No smile, fear lingering in the ebony shimmer of her eyes. “The other thing is,” she whispered, “I don’t know how pregnancy will impact my abilities. I know of no case where an X has even been pregnant, much less carried a child to term.” Her throat moved as she swallowed painfully. “The changes caused by pregnancy could destabilize me, kill our child, hurt the pack.”
“Ah, baby.” Stroking his hand around to cup her cheek, he ran his thumb over the delicate arch of her cheekbone, warmth cascading through his veins when she turned her face into the touch. “I won’t say that’s not a real worry, but what I will say is that you’re becoming stronger with each day that passes. Fuck, I’m proud of who you are, who you’re becoming.” His wolf strutted around the den with its chest puffed out. “I know when the time comes to make that choice, we’ll be ready.”
“I know the other mated couples don’t use anything to prevent conception because the birth rate for changelings is so low, but—”
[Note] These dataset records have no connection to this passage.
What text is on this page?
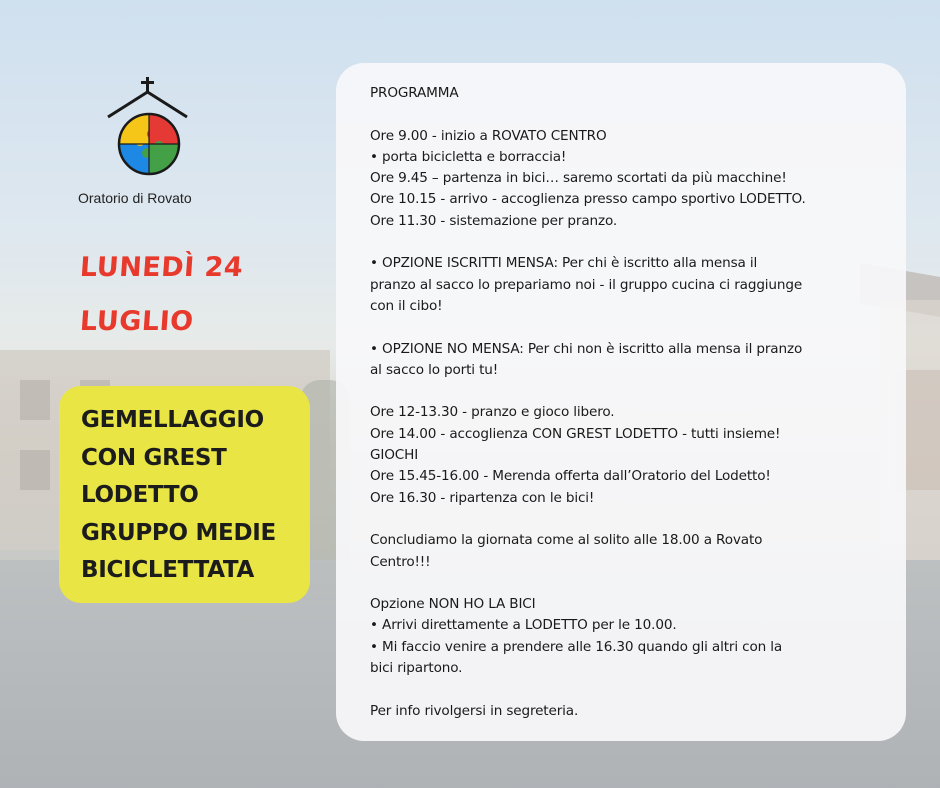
Oratorio di Rovato
LUNEDÌ 24
LUGLIO
GEMELLAGGIO
CON GREST
LODETTO
GRUPPO MEDIE
BICICLETTATA
PROGRAMMA
Ore 9.00 - inizio a ROVATO CENTRO
• porta bicicletta e borraccia!
Ore 9.45 – partenza in bici… saremo scortati da più macchine!
Ore 10.15 - arrivo - accoglienza presso campo sportivo LODETTO.
Ore 11.30 - sistemazione per pranzo.
• OPZIONE ISCRITTI MENSA: Per chi è iscritto alla mensa il
pranzo al sacco lo prepariamo noi - il gruppo cucina ci raggiunge
con il cibo!
• OPZIONE NO MENSA: Per chi non è iscritto alla mensa il pranzo
al sacco lo porti tu!
Ore 12-13.30 - pranzo e gioco libero.
Ore 14.00 - accoglienza CON GREST LODETTO - tutti insieme!
GIOCHI
Ore 15.45-16.00 - Merenda offerta dall’Oratorio del Lodetto!
Ore 16.30 - ripartenza con le bici!
Concludiamo la giornata come al solito alle 18.00 a Rovato
Centro!!!
Opzione NON HO LA BICI
• Arrivi direttamente a LODETTO per le 10.00.
• Mi faccio venire a prendere alle 16.30 quando gli altri con la
bici ripartono.
Per info rivolgersi in segreteria.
He kissed the words off her lips, laving affection on her until the tension left her body. “Anything that eases your mind, I’m good with.” Changeling pairs rarely had more than one or two children, and it was highly unlikely Sienna would fall pregnant so soon after mating—but there was no reason to chance it with his mate’s life at stake. “I’m sure Lara will know the best option for Psy physiology.” The healer had been gathering medical knowledge about Psy since the family’s defection to SnowDancer.
“I know that,” Sienna said, a pert look to her that made him chuckle.
“Was I taking over?”
“Just a little bit.” Fingers weaving through his hair.
His wolf rubbed up against his skin, wanting that touch. Later, he promised.
“I spoke to Lara and got what I needed when I first became an adult,” Sienna told him, “I was so afraid about passing on the X mutation.” The mate bond vibrated with quiet passion. “I didn’t purposefully keep it a secret—it just never came up before.”
“I know.” Sienna’s honesty was an integral aspect of her nature. “It’s a good thing you took care of that or we’d probably be wrangling a litter in a year or two, rabble-rouser that you are.”
A playful thump against his chest. “I think that maybe, I might not be a bad mother,” she said with a shaky smile, “but I’m not ready yet.”
“Hey, I’m not sure I am either.” He might be wolf, might be alpha, but he was also a man who’d just found his mate after believing he’d never have that bond. “I want this time with you.” Curving his hand around her rib cage, he slanted his mouth over hers in a slow, petting kind of a kiss, licking out at her lower lip, nipping at her upper one.
“Hawke.” His name a caress, Sienna wrapped her arms around his neck and melted into the kiss. A far more pleasurable kind of tension rippled through her body, her eyes devoid of stars for a reason that had nothing to do with fear or worry when she broke the kiss to run her lips along his jaw.
He groaned, went to slide his hand under her shirt … but Sienna shifted without warning. Tumbling out of the car after shoving the door open, she shot him a look of pure challenge. “Twenty-minute head start. I get to our grotto before you. Winner does what she wants with the loser.”
His wolf jerked to attention. “Go.” There was nothing he liked better than playing with Sienna, especially when he had more than one new trick up his sleeve. Baring his lips in a feral grin, he waited exactly twenty minutes before taking off after her.